A l’issue des débats, la présidente a indiqué que le jugement, après qu’il en ait délibéré conformément à la loi, serait rendu par mise à disposition au greffe le 15 septembre 2025.
Signé par Gwénaëlle ANTOINE, présidente et Sétrilah MOHAMED, greffier présent lors du prononcé.
DEMANDERESSE :
Madame [H] [B], née le 02 Octobre 1950 à [Localité 5] (84), de nationalité Française, Retraitée, demeurant [Adresse 1]
représentée par Me Serge PICHARD, avocat au barreau de TOULON
DÉFENDEURS :
Monsieur [J] [C], né le 11 Février 1989 à [Localité 7] (69), de nationalité Française, demeurant [Adresse 3]
Et
Madame [X] [W], née le 05 Octobre 1988 à [Localité 4] (13), de nationalité Française, demeurant [Adresse 3]
tous deux représentés par Me Corinne CAILLOUET-GANET, avocat au barreau de TOULON
Grosses délivrées le :
à :
Me Corinne CAILLOUET-GANET – 0317
Me Serge PICHARD – 0203
EXPOSE DU LITIGE
Mme. [H] [B] est propriétaire, depuis le 29 septembre 1988, d’une maison élevée de deux niveaux avec jardin sur la commune de [Localité 8], [Adresse 6].
Le 7 avril 2017, M. [J] [C] et Mme [X] [W] ont acquis la maison voisine, située [Adresse 2].
Par courrier du 19 juin 2019, Mme. [B] a dénoncé au maire de la commune la réalisation, par les consorts [C] [W], d’une construction de type pergola métallique à moins de 4 mètres de la limite séparative des deux fonds. Un procès verbal d’infraction au code de l’urbanisme a été dressé à l’encontre de ses voisins suite à ce signalement.
Par courrier du 8 septembre 2020, Mme. [B] a mis en demeure les consorts [C] [W] de démonter la pergola ainsi que toute construction édifiée à moins de 4 mètres de la limite des deux fond.
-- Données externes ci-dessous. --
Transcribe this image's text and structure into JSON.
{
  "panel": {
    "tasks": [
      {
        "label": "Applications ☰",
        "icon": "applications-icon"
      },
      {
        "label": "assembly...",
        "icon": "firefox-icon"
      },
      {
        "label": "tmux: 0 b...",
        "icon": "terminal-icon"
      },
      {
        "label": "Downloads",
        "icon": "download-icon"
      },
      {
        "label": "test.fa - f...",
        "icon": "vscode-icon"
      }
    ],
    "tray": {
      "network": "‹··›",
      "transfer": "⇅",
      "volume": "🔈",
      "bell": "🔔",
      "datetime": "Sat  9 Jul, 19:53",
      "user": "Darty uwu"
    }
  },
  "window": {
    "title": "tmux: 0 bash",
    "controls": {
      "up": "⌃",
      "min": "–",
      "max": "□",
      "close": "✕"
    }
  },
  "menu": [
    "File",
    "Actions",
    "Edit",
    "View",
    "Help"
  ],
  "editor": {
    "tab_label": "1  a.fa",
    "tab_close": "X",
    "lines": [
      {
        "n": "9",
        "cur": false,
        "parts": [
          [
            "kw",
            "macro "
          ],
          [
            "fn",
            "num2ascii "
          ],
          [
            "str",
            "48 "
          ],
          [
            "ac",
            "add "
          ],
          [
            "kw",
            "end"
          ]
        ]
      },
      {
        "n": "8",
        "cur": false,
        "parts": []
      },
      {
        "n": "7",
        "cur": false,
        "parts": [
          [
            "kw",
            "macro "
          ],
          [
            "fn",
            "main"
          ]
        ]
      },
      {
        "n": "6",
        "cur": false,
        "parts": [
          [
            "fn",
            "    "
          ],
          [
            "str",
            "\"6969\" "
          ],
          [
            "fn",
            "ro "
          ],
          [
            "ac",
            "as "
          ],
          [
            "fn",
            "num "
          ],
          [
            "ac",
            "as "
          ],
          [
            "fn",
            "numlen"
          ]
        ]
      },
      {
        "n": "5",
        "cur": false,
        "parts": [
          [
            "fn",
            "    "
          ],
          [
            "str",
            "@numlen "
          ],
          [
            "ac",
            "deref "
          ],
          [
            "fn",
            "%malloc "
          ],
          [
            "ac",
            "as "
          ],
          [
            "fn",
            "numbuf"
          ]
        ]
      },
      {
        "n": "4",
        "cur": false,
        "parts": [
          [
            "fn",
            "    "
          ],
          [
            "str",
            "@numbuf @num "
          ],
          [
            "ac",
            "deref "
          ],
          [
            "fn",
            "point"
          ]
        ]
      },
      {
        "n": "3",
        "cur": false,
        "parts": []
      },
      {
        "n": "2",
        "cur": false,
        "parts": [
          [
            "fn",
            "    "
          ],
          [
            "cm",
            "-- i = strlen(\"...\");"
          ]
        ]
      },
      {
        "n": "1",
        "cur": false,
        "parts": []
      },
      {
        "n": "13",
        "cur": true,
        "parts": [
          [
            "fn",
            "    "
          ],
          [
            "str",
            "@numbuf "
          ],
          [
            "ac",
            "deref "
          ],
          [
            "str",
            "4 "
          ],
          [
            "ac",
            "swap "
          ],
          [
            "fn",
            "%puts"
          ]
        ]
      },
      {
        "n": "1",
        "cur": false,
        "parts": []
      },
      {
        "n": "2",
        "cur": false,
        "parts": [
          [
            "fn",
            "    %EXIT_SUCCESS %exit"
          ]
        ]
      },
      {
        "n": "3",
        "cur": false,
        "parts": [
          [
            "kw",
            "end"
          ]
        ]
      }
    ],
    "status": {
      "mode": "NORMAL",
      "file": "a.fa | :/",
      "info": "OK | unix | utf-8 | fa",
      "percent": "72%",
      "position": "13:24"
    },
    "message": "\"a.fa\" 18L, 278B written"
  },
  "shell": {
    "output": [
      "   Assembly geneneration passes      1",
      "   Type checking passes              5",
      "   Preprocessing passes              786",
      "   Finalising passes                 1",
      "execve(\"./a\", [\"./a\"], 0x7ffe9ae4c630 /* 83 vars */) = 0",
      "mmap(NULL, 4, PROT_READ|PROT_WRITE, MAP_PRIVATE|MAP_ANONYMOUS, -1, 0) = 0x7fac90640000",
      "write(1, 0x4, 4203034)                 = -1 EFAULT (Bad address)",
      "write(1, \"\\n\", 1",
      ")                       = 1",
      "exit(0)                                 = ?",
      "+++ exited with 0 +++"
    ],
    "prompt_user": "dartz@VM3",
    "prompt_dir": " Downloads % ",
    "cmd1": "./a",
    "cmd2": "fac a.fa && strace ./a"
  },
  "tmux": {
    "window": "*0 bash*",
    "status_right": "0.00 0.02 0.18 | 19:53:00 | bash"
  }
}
Elle leur reprochait la violation du Plan Local d’Urbanisme et indiquait subir un trouble anormal de voisinage en raison des vues créées sur son fonds à la suite de l’édification d’une dalle sur leur terrain naturel, de la construction d’une pergola métallique et d’un barbecue dont le système d’évacuation des fumées est orienté vers sa propriété.
Deux procès-verbaux de constat d’huissier ont été respectivement établis le 6 novembre 2019 et le 22 septembre 2020 à la demande de Mme. [B].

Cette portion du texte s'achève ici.